# WTB Tricycle Wheels



## Talewinds (Feb 23, 2011)

Looking for (2) rear wheels for a 30's tricycle. Specs:

8" to 8-1/8" diameter rims.
Does not need to have the CAB tires intact.
12 spoke preferred.
Looking for the type with traditional spokes/nipples and cast hubs.

(not the newer integral spokes and stamped/formed hubs)

PM me with any leads, thanks!


----------



## scrubbinrims (Feb 23, 2011)

Try these guys:

http://www.speedwaymotors.com/Blue-Diamond-Hamilton-Pedal-Car-Parts.html

The site isn't helpful, but I have seen thier catalog from a tricycle collector and it had some tricycle stuff...reproduction of course, if you cannot find exactly what you need.


----------



## Talewinds (Feb 23, 2011)

Thanks for the lead Scrubbinrims, but no luck 
Also struck out at tricyclefetish.com


----------



## Gordon (Feb 23, 2011)

I may have an extra pair, give me a day or two to dig them out.


----------



## Talewinds (Feb 23, 2011)

Gordon said:


> I may have an extra pair, give me a day or two to dig them out.

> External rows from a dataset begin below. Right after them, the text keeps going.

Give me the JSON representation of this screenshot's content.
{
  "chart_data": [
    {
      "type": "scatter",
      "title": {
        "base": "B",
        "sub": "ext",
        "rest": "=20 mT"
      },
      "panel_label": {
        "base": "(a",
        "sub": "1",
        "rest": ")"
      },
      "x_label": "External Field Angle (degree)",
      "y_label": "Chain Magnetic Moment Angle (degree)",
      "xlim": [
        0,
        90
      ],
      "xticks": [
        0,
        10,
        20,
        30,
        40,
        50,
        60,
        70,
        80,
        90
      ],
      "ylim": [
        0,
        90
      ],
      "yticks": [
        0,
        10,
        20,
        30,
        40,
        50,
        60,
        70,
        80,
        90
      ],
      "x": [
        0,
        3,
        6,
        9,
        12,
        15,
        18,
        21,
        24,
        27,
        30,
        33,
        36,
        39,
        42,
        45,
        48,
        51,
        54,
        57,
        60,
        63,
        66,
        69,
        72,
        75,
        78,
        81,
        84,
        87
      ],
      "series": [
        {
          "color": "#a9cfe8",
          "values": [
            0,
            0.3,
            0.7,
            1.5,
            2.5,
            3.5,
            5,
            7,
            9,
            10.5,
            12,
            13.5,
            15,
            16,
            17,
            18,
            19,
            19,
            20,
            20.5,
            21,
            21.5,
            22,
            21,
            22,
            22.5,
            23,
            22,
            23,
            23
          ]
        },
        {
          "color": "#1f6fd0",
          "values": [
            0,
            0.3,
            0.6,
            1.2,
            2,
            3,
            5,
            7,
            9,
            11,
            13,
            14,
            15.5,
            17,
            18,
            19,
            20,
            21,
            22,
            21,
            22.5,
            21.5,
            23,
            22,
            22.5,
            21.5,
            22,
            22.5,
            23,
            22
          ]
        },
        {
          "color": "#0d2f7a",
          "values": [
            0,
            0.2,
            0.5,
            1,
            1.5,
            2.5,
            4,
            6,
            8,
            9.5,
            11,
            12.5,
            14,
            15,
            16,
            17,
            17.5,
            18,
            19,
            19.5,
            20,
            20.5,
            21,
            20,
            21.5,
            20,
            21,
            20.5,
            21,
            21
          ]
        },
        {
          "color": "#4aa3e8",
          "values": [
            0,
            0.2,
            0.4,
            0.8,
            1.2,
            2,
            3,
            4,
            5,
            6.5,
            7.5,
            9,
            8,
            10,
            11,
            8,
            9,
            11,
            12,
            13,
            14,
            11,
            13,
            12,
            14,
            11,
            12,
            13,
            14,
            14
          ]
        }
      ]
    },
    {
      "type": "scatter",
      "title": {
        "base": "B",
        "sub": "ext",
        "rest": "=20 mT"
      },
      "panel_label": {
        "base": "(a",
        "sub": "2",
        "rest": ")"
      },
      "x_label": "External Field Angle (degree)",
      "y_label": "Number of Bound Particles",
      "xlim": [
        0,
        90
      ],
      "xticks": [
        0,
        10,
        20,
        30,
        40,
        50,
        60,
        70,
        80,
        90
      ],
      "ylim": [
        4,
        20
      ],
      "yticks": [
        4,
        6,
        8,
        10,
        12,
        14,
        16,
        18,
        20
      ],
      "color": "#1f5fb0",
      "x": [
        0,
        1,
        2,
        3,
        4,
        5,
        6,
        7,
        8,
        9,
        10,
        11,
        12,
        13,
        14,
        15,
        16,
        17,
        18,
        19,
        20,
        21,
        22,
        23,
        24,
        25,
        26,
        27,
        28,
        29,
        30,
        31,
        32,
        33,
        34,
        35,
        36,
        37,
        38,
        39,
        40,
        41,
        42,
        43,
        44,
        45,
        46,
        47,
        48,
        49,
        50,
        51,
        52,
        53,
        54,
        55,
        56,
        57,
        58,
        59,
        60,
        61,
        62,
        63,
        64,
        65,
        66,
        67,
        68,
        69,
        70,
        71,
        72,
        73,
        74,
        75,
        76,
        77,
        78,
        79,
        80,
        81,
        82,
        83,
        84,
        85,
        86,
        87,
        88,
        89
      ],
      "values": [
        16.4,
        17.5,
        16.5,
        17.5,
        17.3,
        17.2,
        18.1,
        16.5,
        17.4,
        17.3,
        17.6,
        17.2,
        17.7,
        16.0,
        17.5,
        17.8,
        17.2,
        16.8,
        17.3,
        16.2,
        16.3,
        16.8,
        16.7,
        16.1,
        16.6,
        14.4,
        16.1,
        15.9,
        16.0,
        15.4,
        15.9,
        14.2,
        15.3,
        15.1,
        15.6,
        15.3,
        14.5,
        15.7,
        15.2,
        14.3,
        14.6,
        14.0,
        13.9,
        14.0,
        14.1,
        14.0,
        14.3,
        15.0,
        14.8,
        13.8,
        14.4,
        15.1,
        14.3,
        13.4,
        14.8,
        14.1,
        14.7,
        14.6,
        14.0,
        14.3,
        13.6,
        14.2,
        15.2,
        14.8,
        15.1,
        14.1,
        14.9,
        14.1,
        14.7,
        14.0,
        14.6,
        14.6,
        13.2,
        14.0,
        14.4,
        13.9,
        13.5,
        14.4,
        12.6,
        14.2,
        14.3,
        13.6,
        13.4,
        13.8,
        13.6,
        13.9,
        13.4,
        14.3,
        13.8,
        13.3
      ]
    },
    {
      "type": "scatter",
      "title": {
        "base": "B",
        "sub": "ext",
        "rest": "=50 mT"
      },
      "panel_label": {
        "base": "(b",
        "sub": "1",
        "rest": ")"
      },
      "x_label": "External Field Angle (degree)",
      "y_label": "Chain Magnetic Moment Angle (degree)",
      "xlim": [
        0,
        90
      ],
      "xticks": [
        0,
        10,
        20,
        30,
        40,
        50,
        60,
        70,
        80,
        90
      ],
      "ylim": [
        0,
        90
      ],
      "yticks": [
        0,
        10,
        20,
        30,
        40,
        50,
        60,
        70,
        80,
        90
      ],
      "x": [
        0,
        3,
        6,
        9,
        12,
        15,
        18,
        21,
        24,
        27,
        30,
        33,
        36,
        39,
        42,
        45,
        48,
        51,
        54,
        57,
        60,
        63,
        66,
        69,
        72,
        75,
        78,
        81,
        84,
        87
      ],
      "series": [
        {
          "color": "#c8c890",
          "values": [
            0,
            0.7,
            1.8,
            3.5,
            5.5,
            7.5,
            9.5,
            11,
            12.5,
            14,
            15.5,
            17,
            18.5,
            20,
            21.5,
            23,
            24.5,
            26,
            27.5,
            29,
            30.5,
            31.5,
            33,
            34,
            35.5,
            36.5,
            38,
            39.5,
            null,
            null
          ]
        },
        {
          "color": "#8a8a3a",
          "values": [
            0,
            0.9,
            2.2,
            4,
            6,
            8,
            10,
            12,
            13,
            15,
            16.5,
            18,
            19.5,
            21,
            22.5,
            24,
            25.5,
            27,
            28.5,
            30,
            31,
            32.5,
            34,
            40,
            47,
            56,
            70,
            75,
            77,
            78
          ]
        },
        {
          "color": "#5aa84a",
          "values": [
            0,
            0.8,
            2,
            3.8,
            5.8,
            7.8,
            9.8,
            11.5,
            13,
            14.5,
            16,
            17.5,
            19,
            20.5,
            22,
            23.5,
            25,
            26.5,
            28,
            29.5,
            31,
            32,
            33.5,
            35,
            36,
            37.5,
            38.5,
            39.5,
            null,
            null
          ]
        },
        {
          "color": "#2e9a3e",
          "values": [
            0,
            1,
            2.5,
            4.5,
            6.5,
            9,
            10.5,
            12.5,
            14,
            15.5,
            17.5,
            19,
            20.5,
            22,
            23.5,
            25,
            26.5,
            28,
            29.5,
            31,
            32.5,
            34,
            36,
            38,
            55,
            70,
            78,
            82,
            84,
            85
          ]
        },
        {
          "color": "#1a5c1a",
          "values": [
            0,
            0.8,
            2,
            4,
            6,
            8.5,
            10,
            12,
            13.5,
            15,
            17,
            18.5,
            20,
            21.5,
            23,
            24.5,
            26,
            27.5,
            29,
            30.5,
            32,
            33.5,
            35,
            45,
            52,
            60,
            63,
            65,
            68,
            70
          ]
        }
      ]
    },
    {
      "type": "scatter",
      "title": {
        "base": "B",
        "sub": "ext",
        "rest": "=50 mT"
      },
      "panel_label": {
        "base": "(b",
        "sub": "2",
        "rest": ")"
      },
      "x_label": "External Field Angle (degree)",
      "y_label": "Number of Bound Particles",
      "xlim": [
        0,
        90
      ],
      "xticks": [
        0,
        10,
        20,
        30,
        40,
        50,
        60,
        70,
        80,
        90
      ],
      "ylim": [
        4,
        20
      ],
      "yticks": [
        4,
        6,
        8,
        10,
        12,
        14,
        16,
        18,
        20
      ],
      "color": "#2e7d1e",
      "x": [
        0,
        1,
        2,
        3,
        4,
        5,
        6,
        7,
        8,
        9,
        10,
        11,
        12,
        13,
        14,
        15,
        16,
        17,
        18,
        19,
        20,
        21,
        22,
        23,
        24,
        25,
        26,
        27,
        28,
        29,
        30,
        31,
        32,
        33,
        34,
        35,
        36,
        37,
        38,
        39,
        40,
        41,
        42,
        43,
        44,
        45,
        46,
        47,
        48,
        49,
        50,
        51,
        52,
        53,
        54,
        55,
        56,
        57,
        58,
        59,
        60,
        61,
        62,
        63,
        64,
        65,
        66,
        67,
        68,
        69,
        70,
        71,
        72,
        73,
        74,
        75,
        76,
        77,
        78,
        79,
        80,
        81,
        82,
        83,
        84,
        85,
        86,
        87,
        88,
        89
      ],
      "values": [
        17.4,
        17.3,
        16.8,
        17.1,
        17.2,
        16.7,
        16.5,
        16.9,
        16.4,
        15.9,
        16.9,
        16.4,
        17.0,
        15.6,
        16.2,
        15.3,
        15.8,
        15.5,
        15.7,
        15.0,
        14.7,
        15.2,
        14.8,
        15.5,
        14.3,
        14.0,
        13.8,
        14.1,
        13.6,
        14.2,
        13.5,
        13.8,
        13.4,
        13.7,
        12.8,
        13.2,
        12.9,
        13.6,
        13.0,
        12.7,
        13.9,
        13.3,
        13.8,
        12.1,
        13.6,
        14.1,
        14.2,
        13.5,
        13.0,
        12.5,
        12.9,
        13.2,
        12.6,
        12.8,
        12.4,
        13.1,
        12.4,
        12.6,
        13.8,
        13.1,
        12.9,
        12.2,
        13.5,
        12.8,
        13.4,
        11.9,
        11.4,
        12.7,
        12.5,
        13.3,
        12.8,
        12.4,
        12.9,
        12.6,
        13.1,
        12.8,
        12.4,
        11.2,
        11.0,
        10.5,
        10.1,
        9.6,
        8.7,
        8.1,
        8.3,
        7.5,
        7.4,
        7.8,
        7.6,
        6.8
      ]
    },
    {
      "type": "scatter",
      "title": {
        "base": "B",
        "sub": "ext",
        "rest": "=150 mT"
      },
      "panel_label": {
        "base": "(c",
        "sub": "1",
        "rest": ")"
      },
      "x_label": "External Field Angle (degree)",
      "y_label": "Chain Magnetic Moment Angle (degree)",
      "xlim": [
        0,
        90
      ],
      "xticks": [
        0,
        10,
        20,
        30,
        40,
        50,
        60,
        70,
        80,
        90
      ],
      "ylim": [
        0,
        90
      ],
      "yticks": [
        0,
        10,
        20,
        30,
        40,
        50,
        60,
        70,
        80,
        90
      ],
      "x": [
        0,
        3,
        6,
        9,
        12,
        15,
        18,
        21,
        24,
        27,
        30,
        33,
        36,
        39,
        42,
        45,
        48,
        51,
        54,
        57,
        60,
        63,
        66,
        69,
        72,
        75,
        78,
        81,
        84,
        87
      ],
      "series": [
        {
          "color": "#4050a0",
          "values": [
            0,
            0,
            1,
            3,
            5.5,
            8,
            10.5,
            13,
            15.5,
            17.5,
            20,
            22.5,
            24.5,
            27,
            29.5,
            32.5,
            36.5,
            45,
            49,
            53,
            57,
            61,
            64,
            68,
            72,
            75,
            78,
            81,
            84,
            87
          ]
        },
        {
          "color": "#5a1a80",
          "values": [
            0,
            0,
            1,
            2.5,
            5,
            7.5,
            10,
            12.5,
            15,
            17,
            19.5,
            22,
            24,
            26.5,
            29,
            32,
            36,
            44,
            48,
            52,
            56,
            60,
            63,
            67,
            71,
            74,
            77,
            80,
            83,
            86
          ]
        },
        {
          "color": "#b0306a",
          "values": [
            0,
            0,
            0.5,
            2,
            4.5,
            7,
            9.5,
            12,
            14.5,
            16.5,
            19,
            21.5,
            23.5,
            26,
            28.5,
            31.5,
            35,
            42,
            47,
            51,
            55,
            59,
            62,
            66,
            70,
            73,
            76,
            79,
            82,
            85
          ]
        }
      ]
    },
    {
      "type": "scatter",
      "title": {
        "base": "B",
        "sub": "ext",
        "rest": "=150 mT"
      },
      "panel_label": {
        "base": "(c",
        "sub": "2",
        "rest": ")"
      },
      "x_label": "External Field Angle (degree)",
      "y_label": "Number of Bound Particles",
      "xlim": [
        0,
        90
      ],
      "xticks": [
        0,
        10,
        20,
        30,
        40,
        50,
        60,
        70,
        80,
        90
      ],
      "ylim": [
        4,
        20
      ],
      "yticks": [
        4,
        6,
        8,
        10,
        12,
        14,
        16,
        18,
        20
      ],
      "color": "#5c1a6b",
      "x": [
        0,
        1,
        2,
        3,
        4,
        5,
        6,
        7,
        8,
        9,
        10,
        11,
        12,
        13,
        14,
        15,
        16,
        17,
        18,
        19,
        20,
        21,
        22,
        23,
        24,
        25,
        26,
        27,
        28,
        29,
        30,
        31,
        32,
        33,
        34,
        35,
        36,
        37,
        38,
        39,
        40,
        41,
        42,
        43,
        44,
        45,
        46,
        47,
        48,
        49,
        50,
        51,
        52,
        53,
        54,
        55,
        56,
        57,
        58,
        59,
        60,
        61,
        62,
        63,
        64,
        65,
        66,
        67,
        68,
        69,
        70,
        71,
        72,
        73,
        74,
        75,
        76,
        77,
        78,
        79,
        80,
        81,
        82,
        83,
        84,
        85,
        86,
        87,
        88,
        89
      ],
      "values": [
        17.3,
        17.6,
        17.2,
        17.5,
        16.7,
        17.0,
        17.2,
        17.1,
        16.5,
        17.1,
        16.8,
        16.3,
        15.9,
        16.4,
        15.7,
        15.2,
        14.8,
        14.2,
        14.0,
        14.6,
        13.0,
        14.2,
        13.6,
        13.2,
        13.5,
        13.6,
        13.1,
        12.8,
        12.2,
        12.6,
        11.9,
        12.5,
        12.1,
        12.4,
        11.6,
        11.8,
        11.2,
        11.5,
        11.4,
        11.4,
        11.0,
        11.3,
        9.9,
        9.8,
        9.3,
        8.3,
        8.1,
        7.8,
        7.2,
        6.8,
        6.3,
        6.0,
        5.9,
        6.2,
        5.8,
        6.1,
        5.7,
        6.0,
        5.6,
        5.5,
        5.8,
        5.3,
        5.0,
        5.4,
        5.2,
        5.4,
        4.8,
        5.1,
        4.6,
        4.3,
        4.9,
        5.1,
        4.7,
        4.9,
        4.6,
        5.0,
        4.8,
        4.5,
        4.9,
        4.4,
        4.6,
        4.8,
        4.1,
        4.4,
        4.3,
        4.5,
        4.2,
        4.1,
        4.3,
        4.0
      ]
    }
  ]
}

That would be SOOOOOOOO cool!


----------



## Gordon (Feb 24, 2011)

Sorry, they are larger than I remembered. They have a diameter of about 12 1/2 inches.


----------



## Talewinds (Feb 24, 2011)

GGGAAAAAHHH! Thanks for looking Gordon.

My search continues.....


----------



## spook1s (Mar 25, 2011)

Bumped it for ya!!!


----------



## Talewinds (Mar 25, 2011)

Thank you! Still looking..........


----------



## spook1s (Mar 26, 2011)

What about  rideahiggins  ad? He recently found a load of wheels! Might have something for you in all of them?


----------